Mais ses alliés et ses serviteurs avaient des doutes. Une question hantait les esprits des monts et des arbres. Ceux-ci commençaient à comprendre qu’il n’était pas celui pour lequel ils l’avaient pris. Que toute cette gloire n’était que d’emprunt.
Il les sentit se retirer un à un. Au moment où le dernier l’abandonna, il tomba à terre, vide et privé de l’usage de ses sens.
À Padoue, les Greysteel, qui avaient déjà pris leur petit-déjeuner, étaient tous réunis au petit salon du premier étage. Ce matin-là, ils n’étaient pas au mieux de leur humeur. Une querelle les avait divisés. Le Dr Greysteel avait contracté l’habitude de fumer une pipe à la maison, fantaisie à laquelle Flora et la tante Greysteel étaient vivement opposées. La tante avait tenté de l’en dissuader, mais le bon docteur s’était révélé obstiné.

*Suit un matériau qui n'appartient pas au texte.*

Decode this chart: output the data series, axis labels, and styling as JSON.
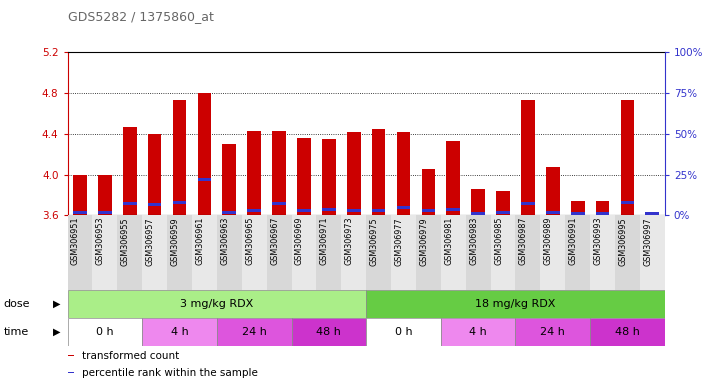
{
  "title": "GDS5282 / 1375860_at",
  "samples": [
    "GSM306951",
    "GSM306953",
    "GSM306955",
    "GSM306957",
    "GSM306959",
    "GSM306961",
    "GSM306963",
    "GSM306965",
    "GSM306967",
    "GSM306969",
    "GSM306971",
    "GSM306973",
    "GSM306975",
    "GSM306977",
    "GSM306979",
    "GSM306981",
    "GSM306983",
    "GSM306985",
    "GSM306987",
    "GSM306989",
    "GSM306991",
    "GSM306993",
    "GSM306995",
    "GSM306997"
  ],
  "red_values": [
    4.0,
    4.0,
    4.47,
    4.4,
    4.73,
    4.8,
    4.3,
    4.43,
    4.43,
    4.36,
    4.35,
    4.42,
    4.45,
    4.42,
    4.06,
    4.33,
    3.86,
    3.84,
    4.73,
    4.07,
    3.74,
    3.74,
    4.73,
    3.62
  ],
  "blue_values": [
    3.63,
    3.63,
    3.72,
    3.71,
    3.73,
    3.95,
    3.63,
    3.65,
    3.72,
    3.65,
    3.66,
    3.65,
    3.65,
    3.68,
    3.65,
    3.66,
    3.62,
    3.63,
    3.72,
    3.63,
    3.62,
    3.62,
    3.73,
    3.62
  ],
  "ymin": 3.6,
  "ymax": 5.2,
  "yticks": [
    3.6,
    4.0,
    4.4,
    4.8,
    5.2
  ],
  "right_yticks": [
    0,
    25,
    50,
    75,
    100
  ],
  "bar_color": "#cc0000",
  "blue_color": "#3333cc",
  "dose_groups": [
    {
      "label": "3 mg/kg RDX",
      "start": 0,
      "end": 12,
      "color": "#aaee88"
    },
    {
      "label": "18 mg/kg RDX",
      "start": 12,
      "end": 24,
      "color": "#66cc44"
    }
  ],
  "time_colors": [
    "#ffffff",
    "#ee88ee",
    "#dd55dd",
    "#cc33cc",
    "#ffffff",
    "#ee88ee",
    "#dd55dd",
    "#cc33cc"
  ],
  "time_groups": [
    {
      "label": "0 h",
      "start": 0,
      "end": 3
    },
    {
      "label": "4 h",
      "start": 3,
      "end": 6
    },
    {
      "label": "24 h",
      "start": 6,
      "end": 9
    },
    {
      "label": "48 h",
      "start": 9,
      "end": 12
    },
    {
      "label": "0 h",
      "start": 12,
      "end": 15
    },
    {
      "label": "4 h",
      "start": 15,
      "end": 18
    },
    {
      "label": "24 h",
      "start": 18,
      "end": 21
    },
    {
      "label": "48 h",
      "start": 21,
      "end": 24
    }
  ],
  "legend_items": [
    {
      "label": "transformed count",
      "color": "#cc0000"
    },
    {
      "label": "percentile rank within the sample",
      "color": "#3333cc"
    }
  ],
  "title_color": "#666666",
  "left_axis_color": "#cc0000",
  "right_axis_color": "#3333cc",
  "bg_colors": [
    "#d8d8d8",
    "#e8e8e8"
  ]
}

Fumer la pipe était un passe-temps qu’il appréciait tout particulièrement, et il estimait qu’on lui devait bien une ou deux douceurs pour compenser leur absence de sorties. La tante Greysteel déclara qu’il devait aller fumer sa pipe dehors. Le docteur répondit qu’il ne pouvait pas puisqu’il pleuvait. Il était difficile de fumer sa pipe sous la pluie : la pluie rendait le tabac humide.
Il fumait donc sa pipe et la tante Greysteel toussotait ; Flora, prête à endosser tous les torts, leur jetait un regard de temps à autre, d’un air malheureux. Les choses en étaient là depuis près d’une heure quand le Dr Greysteel leva les yeux par hasard et s’exclama avec stupéfaction :
— Ma tête est devenue noire ! Complètement noire !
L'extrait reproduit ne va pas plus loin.